Spotify offers an API that lets other websites and applications access your music and data. That can be a cool feature if you're using it to integrate music with other tools, like Shazam or Sonos. But, when you're finished, it's probably a good idea to restrict access to the most essential apps.
On a laptop or desktop computer, head to Spotify's website. If you're not logged in already, go ahead and click "Log In" in the upper right-hand corner, and then enter your credentials. It doesn't matter if you're using a standard email account or a Facebook connection to log in.

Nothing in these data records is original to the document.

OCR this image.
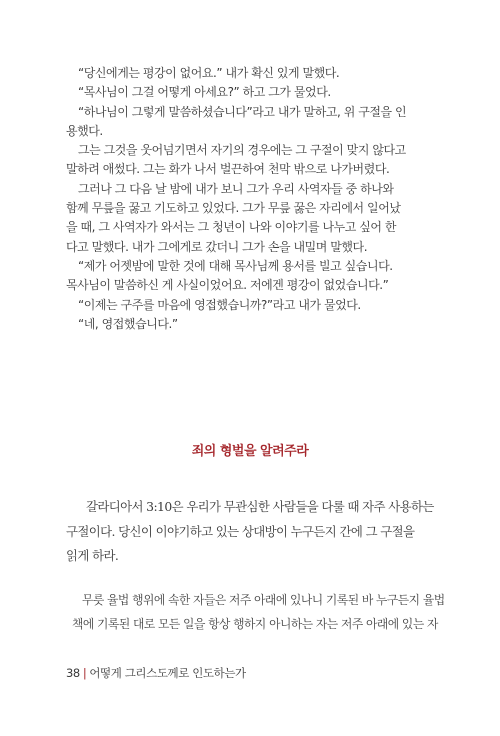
“당신에게는 평강이 없어요.” 내가 확신 있게 말했다.

“목사님이 그걸 어떻게 아세요?” 하고 그가 물었다.

“하나님이 그렇게 말씀하셨습니다”라고 내가 말하고, 위 구절을 인

용했다.

그는 그것을 웃어넘기면서 자기의 경우에는 그 구절이 맞지 않다고

말하려 애썼다. 그는 화가 나서 벌끈하여 천막 밖으로 나가버렸다.

그러나 그 다음 날 밤에 내가 보니 그가 우리 사역자들 중 하나와

함께 무릎을 꿇고 기도하고 있었다. 그가 무릎 꿇은 자리에서 일어났

을 때, 그 사역자가 와서는 그 청년이 나와 이야기를 나누고 싶어 한

다고 말했다. 내가 그에게로 갔더니 그가 손을 내밀며 말했다.

“제가 어젯밤에 말한 것에 대해 목사님께 용서를 빌고 싶습니다.

목사님이 말씀하신 게 사실이었어요. 저에겐 평강이 없었습니다.”

“이제는 구주를 마음에 영접했습니까?”라고 내가 물었다.

“네, 영접했습니다.”

죄의 형벌을 알려주라

갈라디아서 3:10은 우리가 무관심한 사람들을 다룰 때 자주 사용하는

구절이다. 당신이 이야기하고 있는 상대방이 누구든지 간에 그 구절을

읽게 하라.

무릇 율법 행위에 속한 자들은 저주 아래에 있나니 기록된 바 누구든지 율법

책에 기록된 대로 모든 일을 항상 행하지 아니하는 자는 저주 아래에 있는 자

38 | 어떻게 그리스도께로 인도하는가
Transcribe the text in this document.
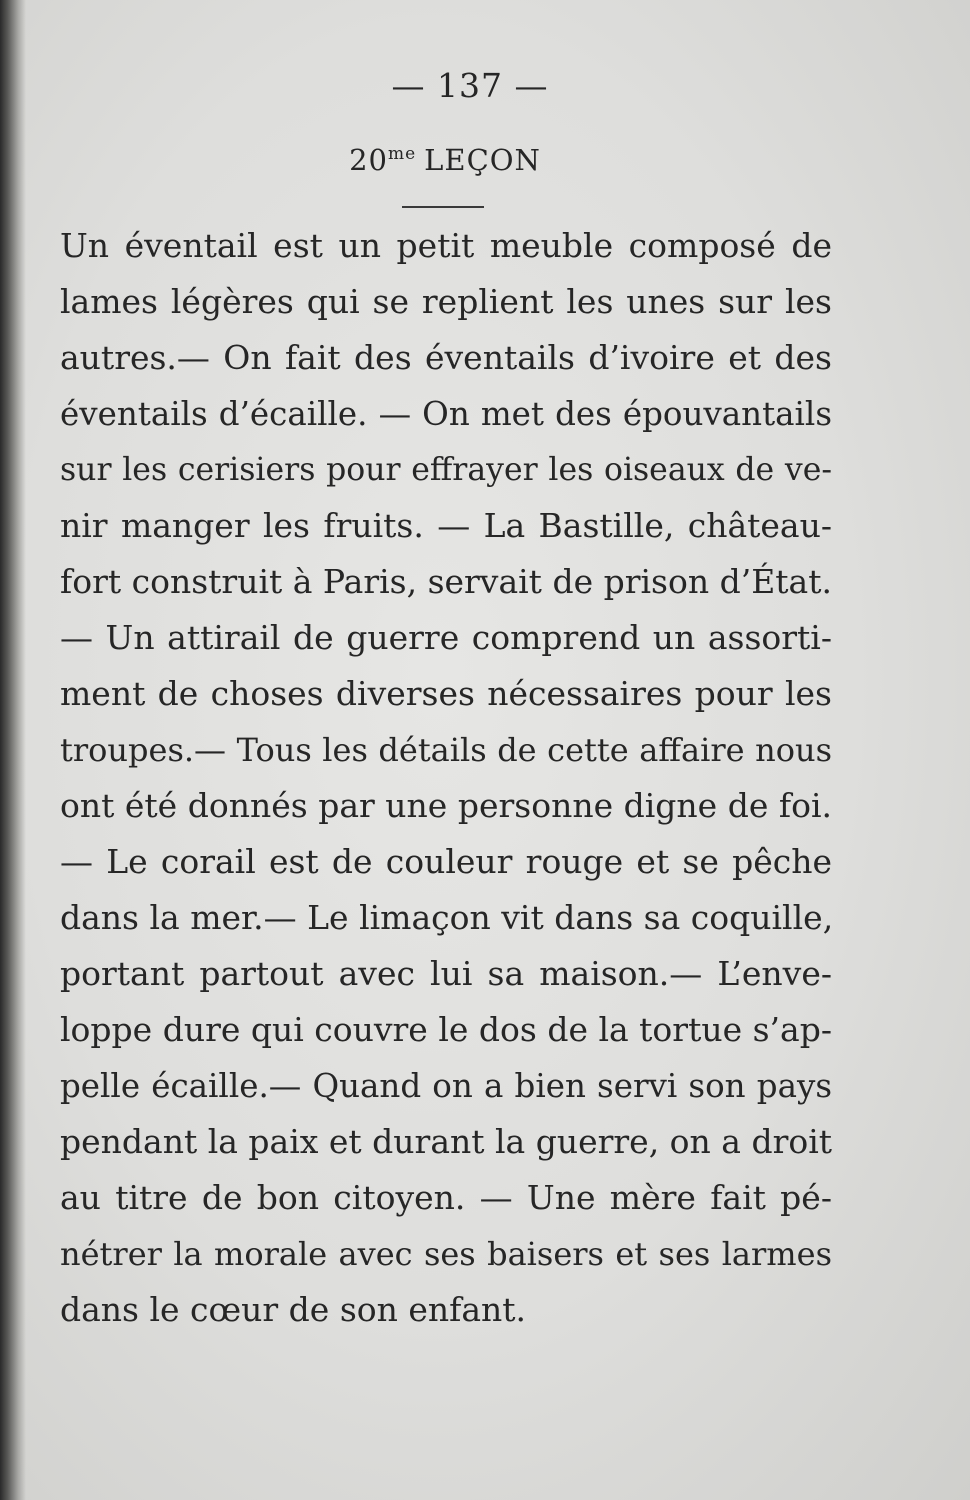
— 137 —
$20^{me}$ LEÇON
Un éventail est un petit meuble composé de
lames légères qui se replient les unes sur les
autres.— On fait des éventails d’ivoire et des
éventails d’écaille. — On met des épouvantails
sur les cerisiers pour effrayer les oiseaux de ve-
nir manger les fruits. — La Bastille, château-
fort construit à Paris, servait de prison d’État.
— Un attirail de guerre comprend un assorti-
ment de choses diverses nécessaires pour les
troupes.— Tous les détails de cette affaire nous
ont été donnés par une personne digne de foi.
— Le corail est de couleur rouge et se pêche
dans la mer.— Le limaçon vit dans sa coquille,
portant partout avec lui sa maison.— L’enve-
loppe dure qui couvre le dos de la tortue s’ap-
pelle écaille.— Quand on a bien servi son pays
pendant la paix et durant la guerre, on a droit
au titre de bon citoyen. — Une mère fait pé-
nétrer la morale avec ses baisers et ses larmes
dans le cœur de son enfant.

After you've logged in, you'll see your main account information page. Click the "Apps" link near the bottom of the left-hand column. In some cases, you'll first need to click on the three-line menu button in the top-right corner and select "Account."
The "Apps with access to your Spotify information" page shows a list of all the applications you've granted Spotify permissions to interact with. If you want to remove an app's permissions, just click the "Remove Access" button to the right of that app. Afterward, the app will no longer have access to your Spotify data.
There is one thing to keep in mind, though. Revoking a third-party app's access to your Spotify account only stops that from collecting new information from that point forward. It doesn't mean that the app will delete the data it's already collected---and indeed, it's probably best to assume that it hasn't. Delete your account with that third-party app, if possible, for extra security.